Por enquanto só estão disponíveis na plataforma da EEP dois dos quatro cursos MBA mencionados pela Folha de S. Paulo. O outro MBA presente na plataforma da EEP, denominado “MBA Engenharia Clínica HC”, é ainda mais caro que seu congênere sobre inovação em saúde. Quem se inscrever entre 1º e 28 de janeiro pagará R$ 24.960, em 12 parcelas de R$ 2.080 (quem se inscreveu em dezembro pagou R$ 21.960). Também nele não há referência aos ministros Mendonça, Lewandowski e Ribeiro.

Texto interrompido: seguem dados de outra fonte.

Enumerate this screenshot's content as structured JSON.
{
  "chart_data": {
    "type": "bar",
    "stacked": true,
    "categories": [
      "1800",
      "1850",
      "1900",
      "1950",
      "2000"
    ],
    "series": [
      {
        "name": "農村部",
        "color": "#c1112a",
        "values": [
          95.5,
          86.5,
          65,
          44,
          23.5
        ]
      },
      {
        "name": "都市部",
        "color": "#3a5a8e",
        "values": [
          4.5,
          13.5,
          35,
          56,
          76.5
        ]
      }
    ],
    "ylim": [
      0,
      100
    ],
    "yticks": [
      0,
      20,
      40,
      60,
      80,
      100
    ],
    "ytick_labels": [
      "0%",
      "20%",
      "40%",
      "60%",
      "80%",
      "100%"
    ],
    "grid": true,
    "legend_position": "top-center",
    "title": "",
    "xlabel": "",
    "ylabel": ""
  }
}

A EEP diz haver atendido, nos últimos dez anos, mais de 159 mil alunos de ensino a distância, mais de 14 mil alunos em cursos de especialização (entre os quais se incluem os MBA) e quase 187 mil alunos em cursos sobre a Covid-19, entre outros números. Mas um de seus projetos remunerados deveria receber especial atenção dos órgãos de controle da USP, porque afeta diretamente os e as estudantes da FMUSP. Trata-se do “Programa Experiência HCFMUSP na Prática”, destinado a “estudantes de graduação em Medicina no Brasil do 4º, 5º e 6º ano” e que promete “uma experiência única no maior Complexo Hospitalar da América Latina”, por meio de uma “imersão” que permite “acompanhar a rotina da disciplina escolhida e realizar algumas práticas médicas sob supervisão”.

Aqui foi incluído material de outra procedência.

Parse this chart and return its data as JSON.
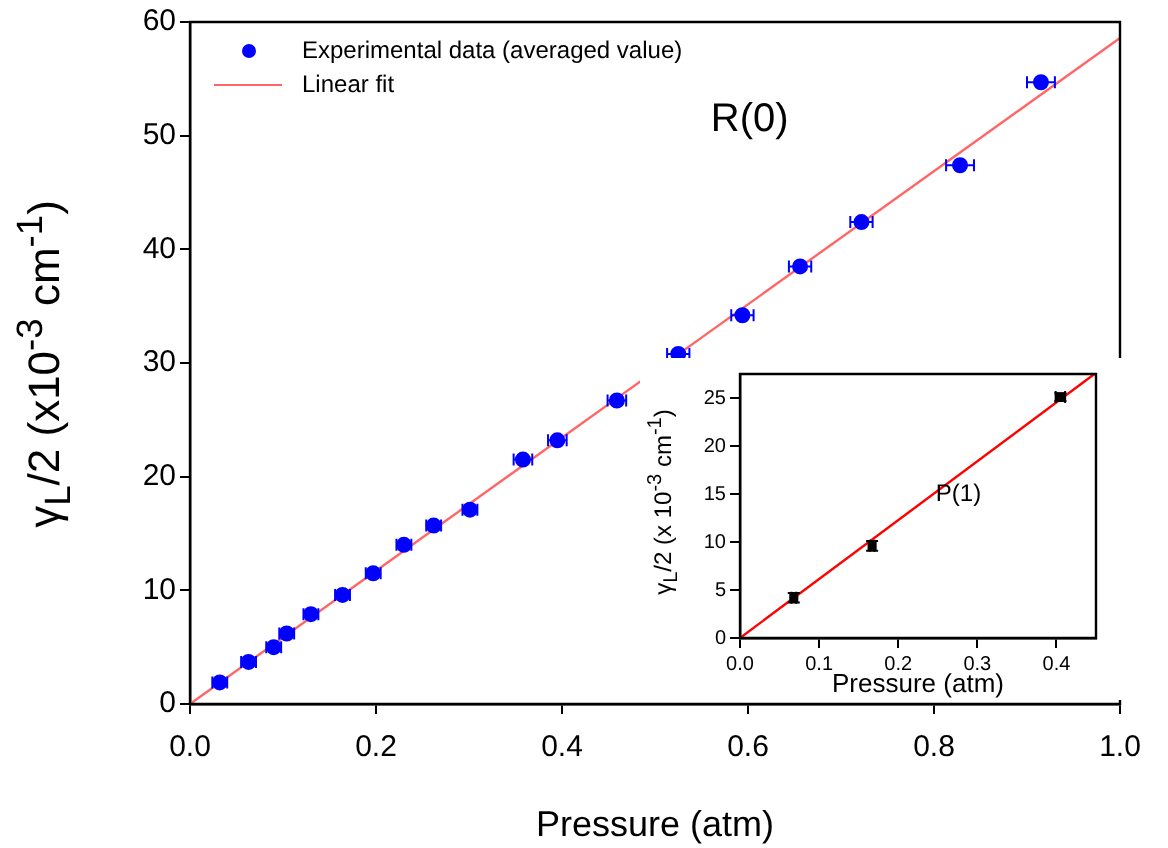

Para ter acesso a tal “experiência única”, estudantes de outras faculdades pagam a bagatela de R$ 8.450 por especialidade (sem contar outros R$ 350 do processo seletivo). A cobrança por si já deveria ser objeto de questionamentos éticos e legais, pelos conflitos de interesse envolvidos. Por exemplo: a Anhembi-Morumbi teria contratado 60 vagas anuais para seus alunos de Medicina, que com isso conseguem fazer estágios eventualmente melhores que os(as) estudantes da FMUSP. Aliás, sabendo-se que o programa é voltado para estudantes de graduação e não para médicos(as) formados(as), o alto preço cobrado faz pensar que ele foi concebido exatamente para atrair “parcerias” desse tipo com instituições de ensino privadas.

Tais atividades remuneradas da Fundação Faculdade de Medicina, conduzidas por meio da EEP, são planejadas e executadas por docentes que se utilizam de suas posições de poder na Faculdade de Medicina e no HC para colocá-los a serviço de seus interesses privados. Tanto o HC (que desde 2011 é uma autarquia estadual) quanto a Faculdade de Medicina da USP são instituições públicas e portanto não deveriam cobrar por seus serviços, nem emprestar seus nomes e prestígio para fins privados. Idêntico raciocínio é válido para o Instituto Butantan, cujos dirigentes participam como docentes do “MBA em Gestão da Inovação em Saúde – EAD”. Sem contar que, nesse caso, toda a ênfase do curso é em “negócios inovadores para o mercado da saúde”.